Fungal infections can be treated with an anti-fungal cream that should also be prescribed by a veterinarian. Make sure to check your animal for wounds as well. While these wounds may look like something minor, they can quickly become infected and serious if not tended to properly. Check out our Salt Marsh Snake Species Profile & Care Guide for more information about this species’ habitat, diet, personality traits, natural predators, common illnesses, and how much room is needed for one.

General maintenance

The key to keeping your salt marsh snake healthy and happy is to provide a clean and spacious habitat with plenty of hiding places. The habitat should also be kept at a consistent temperature between 75 and 85 degrees Fahrenheit. Your snake will also need a regular supply of fresh water.
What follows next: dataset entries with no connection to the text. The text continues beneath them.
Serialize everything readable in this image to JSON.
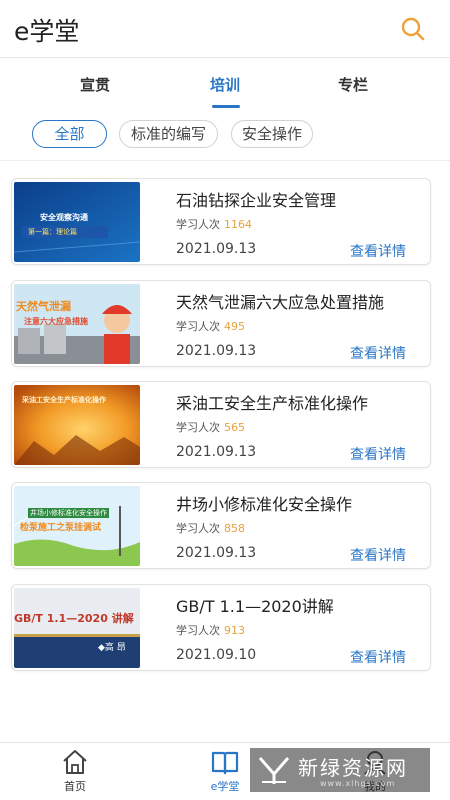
{
  "header": {
    "title": "e学堂",
    "search_icon": "search-icon",
    "accent": "#f0a23a"
  },
  "tabs": [
    {
      "label": "宣贯",
      "active": false
    },
    {
      "label": "培训",
      "active": true
    },
    {
      "label": "专栏",
      "active": false
    }
  ],
  "chips": [
    {
      "label": "全部",
      "active": true
    },
    {
      "label": "标准的编写",
      "active": false
    },
    {
      "label": "安全操作",
      "active": false
    }
  ],
  "courses": [
    {
      "title": "石油钻探企业安全管理",
      "learn_label": "学习人次",
      "learn_count": "1164",
      "date": "2021.09.13",
      "detail": "查看详情",
      "thumb_text": "安全观察沟通",
      "thumb_sub": "第一篇：理论篇"
    },
    {
      "title": "天然气泄漏六大应急处置措施",
      "learn_label": "学习人次",
      "learn_count": "495",
      "date": "2021.09.13",
      "detail": "查看详情",
      "thumb_text": "天然气泄漏",
      "thumb_sub": "注意六大应急措施"
    },
    {
      "title": "采油工安全生产标准化操作",
      "learn_label": "学习人次",
      "learn_count": "565",
      "date": "2021.09.13",
      "detail": "查看详情",
      "thumb_text": "采油工安全生产标准化操作",
      "thumb_sub": ""
    },
    {
      "title": "井场小修标准化安全操作",
      "learn_label": "学习人次",
      "learn_count": "858",
      "date": "2021.09.13",
      "detail": "查看详情",
      "thumb_text": "井场小修标准化安全操作",
      "thumb_sub": "检泵施工之泵挂调试"
    },
    {
      "title": "GB/T 1.1—2020讲解",
      "learn_label": "学习人次",
      "learn_count": "913",
      "date": "2021.09.10",
      "detail": "查看详情",
      "thumb_text": "GB/T 1.1—2020 讲解",
      "thumb_sub": "◆高 昂"
    }
  ],
  "bottom_nav": [
    {
      "label": "首页",
      "icon": "home-icon",
      "active": false
    },
    {
      "label": "e学堂",
      "icon": "book-icon",
      "active": true
    },
    {
      "label": "我的",
      "icon": "user-icon",
      "active": false
    }
  ],
  "watermark": {
    "text": "新绿资源网",
    "sub": "www.xlhgs.com"
  },
  "colors": {
    "primary": "#2a76c6",
    "count": "#e6a23c",
    "search": "#f0a23a"
  }
}
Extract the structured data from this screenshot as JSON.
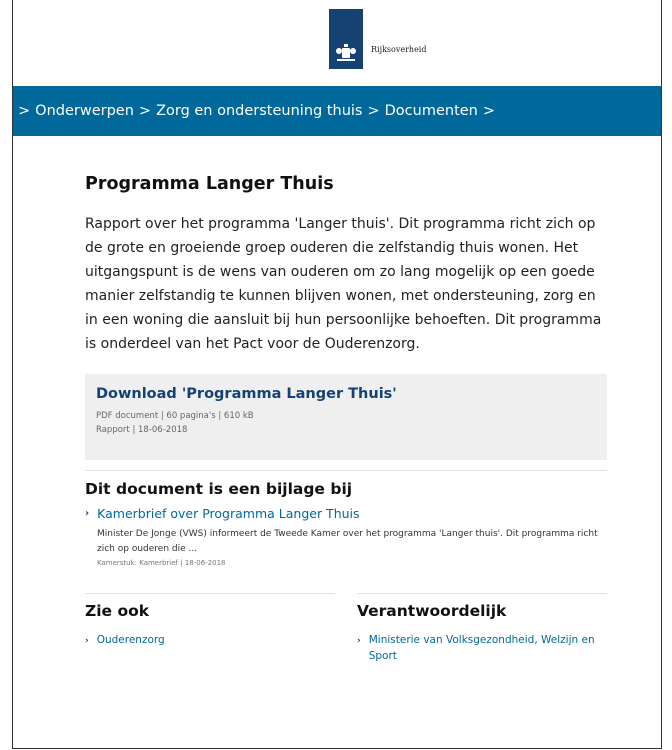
{
  "header": {
    "logo_text": "Rijksoverheid"
  },
  "breadcrumb": {
    "items": [
      "Onderwerpen",
      "Zorg en ondersteuning thuis",
      "Documenten"
    ],
    "separator": ">"
  },
  "main": {
    "title": "Programma Langer Thuis",
    "intro": "Rapport over het programma 'Langer thuis'. Dit programma richt zich op de grote en groeiende groep ouderen die zelfstandig thuis wonen. Het uitgangspunt is de wens van ouderen om zo lang mogelijk op een goede manier zelfstandig te kunnen blijven wonen, met ondersteuning, zorg en in een woning die aansluit bij hun persoonlijke behoeften. Dit programma is onderdeel van het Pact voor de Ouderenzorg.",
    "download": {
      "label": "Download 'Programma Langer Thuis'",
      "file_info": "PDF document | 60 pagina's | 610 kB",
      "doc_info": "Rapport | 18-06-2018"
    }
  },
  "attachment": {
    "title": "Dit document is een bijlage bij",
    "link_label": "Kamerbrief over Programma Langer Thuis",
    "summary": "Minister De Jonge (VWS) informeert de Tweede Kamer over het programma 'Langer thuis'. Dit programma richt zich op ouderen die ...",
    "meta": "Kamerstuk: Kamerbrief | 18-06-2018"
  },
  "see_also": {
    "title": "Zie ook",
    "link_label": "Ouderenzorg"
  },
  "responsible": {
    "title": "Verantwoordelijk",
    "link_label": "Ministerie van Volksgezondheid, Welzijn en Sport"
  },
  "icons": {
    "chevron": "chevron-right-icon",
    "emblem": "coat-of-arms-icon"
  },
  "colors": {
    "brand_blue": "#01689b",
    "emblem_blue": "#154273",
    "download_bg": "#efefef"
  }
}
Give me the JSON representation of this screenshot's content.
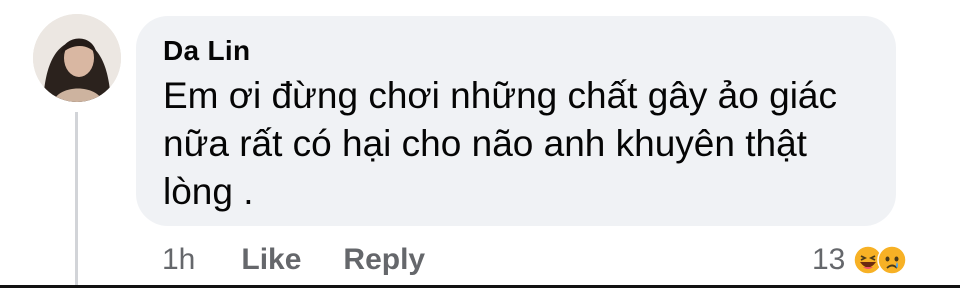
{
  "comment": {
    "author": "Da Lin",
    "text_lines": [
      "Em ơi đừng chơi những chất gây ảo giác",
      "nữa rất có hại cho não anh khuyên thật",
      "lòng ."
    ],
    "time": "1h",
    "like_label": "Like",
    "reply_label": "Reply",
    "reaction_count": "13",
    "reactions": [
      "haha-emoji-icon",
      "sad-emoji-icon"
    ]
  },
  "colors": {
    "bubble_bg": "#f0f2f5",
    "text": "#050505",
    "meta": "#65676b",
    "emoji_yellow": "#f7b125"
  }
}
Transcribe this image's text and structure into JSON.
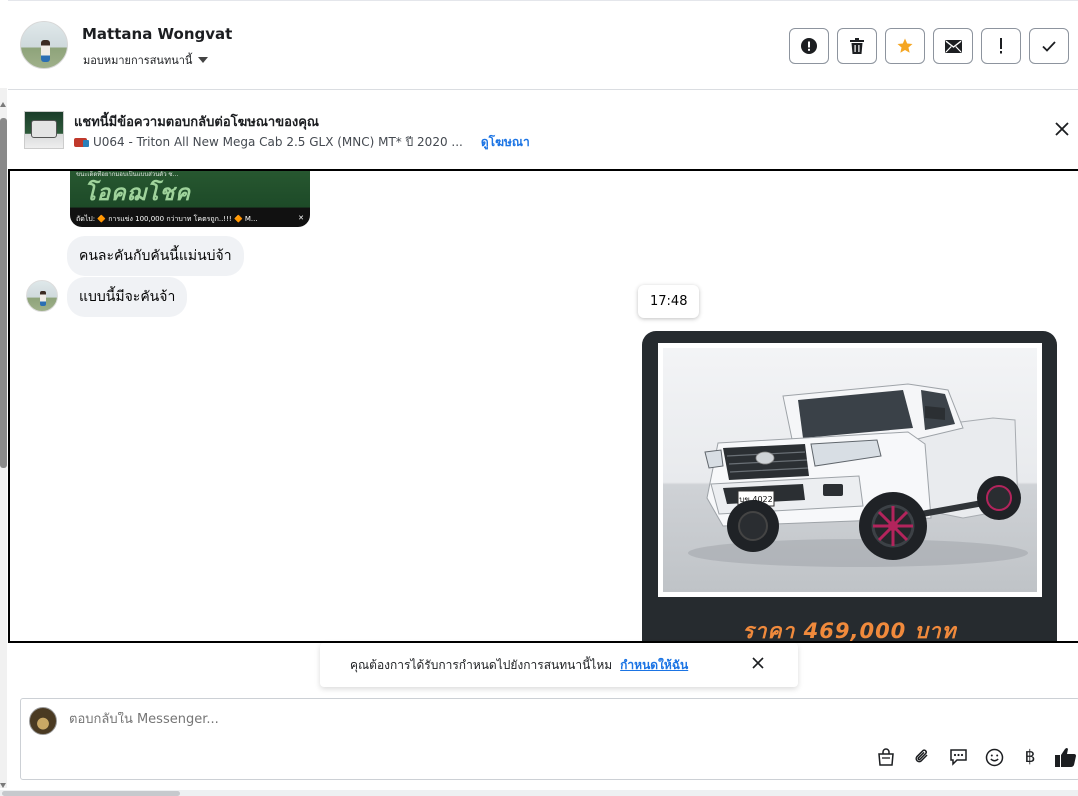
{
  "header": {
    "contact_name": "Mattana Wongvat",
    "assign_label": "มอบหมายการสนทนานี้",
    "action_buttons": [
      "report-icon",
      "trash-icon",
      "star-icon",
      "mail-icon",
      "exclamation-icon",
      "check-icon"
    ]
  },
  "ad_banner": {
    "title": "แชทนี้มีข้อความตอบกลับต่อโฆษณาของคุณ",
    "ad_description": "U064 - Triton All New Mega Cab 2.5 GLX (MNC) MT* ปี 2020 ...",
    "view_ad_link": "ดูโฆษณา"
  },
  "chat": {
    "media_headline": "ขนะเด็ดที่อยากมอบเป็นแบบส่วนตัว ซ...",
    "media_bigtext": "โอคฌโชค",
    "media_caption": "ถัดไป: 🔶 การแข่ง 100,000 กว่าบาท โคตรถูก..!!! 🔶 M...",
    "messages": [
      {
        "text": "คนละคันกับคันนี้แม่นบ่จ้า"
      },
      {
        "text": "แบบนี้มีจะคันจ้า"
      }
    ],
    "timestamp": "17:48",
    "car_plate": "บข 4022",
    "price_text": "ราคา 469,000 บาท"
  },
  "prompt": {
    "text": "คุณต้องการได้รับการกำหนดไปยังการสนทนานี้ไหม",
    "link": "กำหนดให้ฉัน"
  },
  "composer": {
    "placeholder": "ตอบกลับใน Messenger...",
    "tools": [
      "shopping-bag-icon",
      "attach-icon",
      "chat-bubble-icon",
      "emoji-icon",
      "baht-icon",
      "like-icon"
    ],
    "baht_symbol": "฿"
  },
  "colors": {
    "accent": "#1b74e4",
    "star": "#f5a623",
    "bubble": "#f0f2f5",
    "price": "#f08a3c"
  }
}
Feeding your salt marsh snake live prey is the best way to ensure that it gets the nutrition it needs.

Finally, be sure to handle your snake regularly so that it becomes accustomed to human interaction. A great place to start if you’re looking for a salt marsh snake is pet stores. They usually have some in stock and are usually very knowledgeable about how to care for them properly.
If you can’t find any in stock then you can always look online. There are lots of different websites out there that specialize in selling snakes online.